Espera
Sinto findar-se mais um dia
Cai a noite e não mais me acolhe
Vago, perdido nesta euforia
Na quimera de que a vida transforme
O pouco que ainda tenho de humano
Num ser que possa ser compreendido
Ou que não seja abjeto e mundano
E siga por sua ignóbel vida incontido
Esperar finar-se não é para mim
Sinto que é cruel ficar recordando
Que a cada dia está mais perto o fim
Só embarquei na vida a ele esperando?
Não é possível, isso seria nefando
Passar pelo mundo com esta certeza
De que nada ficará por onde ando
Na substância não existe beleza?
No espelho assisto a vida findar-se
Como estivesse de fora dela mesma
Fosse somente o reflexo que passasse
Como a alegria e a minha própria tristeza!

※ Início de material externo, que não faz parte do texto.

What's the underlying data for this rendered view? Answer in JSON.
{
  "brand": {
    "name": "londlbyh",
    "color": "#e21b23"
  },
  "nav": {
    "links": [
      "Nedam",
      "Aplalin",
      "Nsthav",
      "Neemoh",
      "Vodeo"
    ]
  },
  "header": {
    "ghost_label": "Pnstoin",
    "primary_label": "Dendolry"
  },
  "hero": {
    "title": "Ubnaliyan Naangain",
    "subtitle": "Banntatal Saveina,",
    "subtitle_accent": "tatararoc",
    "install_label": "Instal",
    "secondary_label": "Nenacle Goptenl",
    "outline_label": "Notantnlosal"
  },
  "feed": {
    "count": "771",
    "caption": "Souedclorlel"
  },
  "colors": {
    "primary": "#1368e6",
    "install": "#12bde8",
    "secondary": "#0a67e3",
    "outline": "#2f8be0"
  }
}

De pressentir que esse momento acabe
Temer que a vida na verdade nada valha
A não ser pelo risco que sempre me cabe
De andar equilibrado no fio da navalha.
Tentando não ser abatido qual a caça
Que foge do seu incansável algoz
Esse a persegue pelo tempo que passa
No fim trazendo, somente, a morte atroz
Cruel, nada mais a ela interessa
Que sentir que é a dona do destino
Mas se para mim parece ter pressa
Procuro ter calma, viver sem desatino
Senão acabo por facilitar sua meta
De levar-me para o outro lado da vida
Somente assim deixo a forma concreta
Quiça a passagem não seja tão dorida.
Brasília-DF, 13 de novembro de 2009.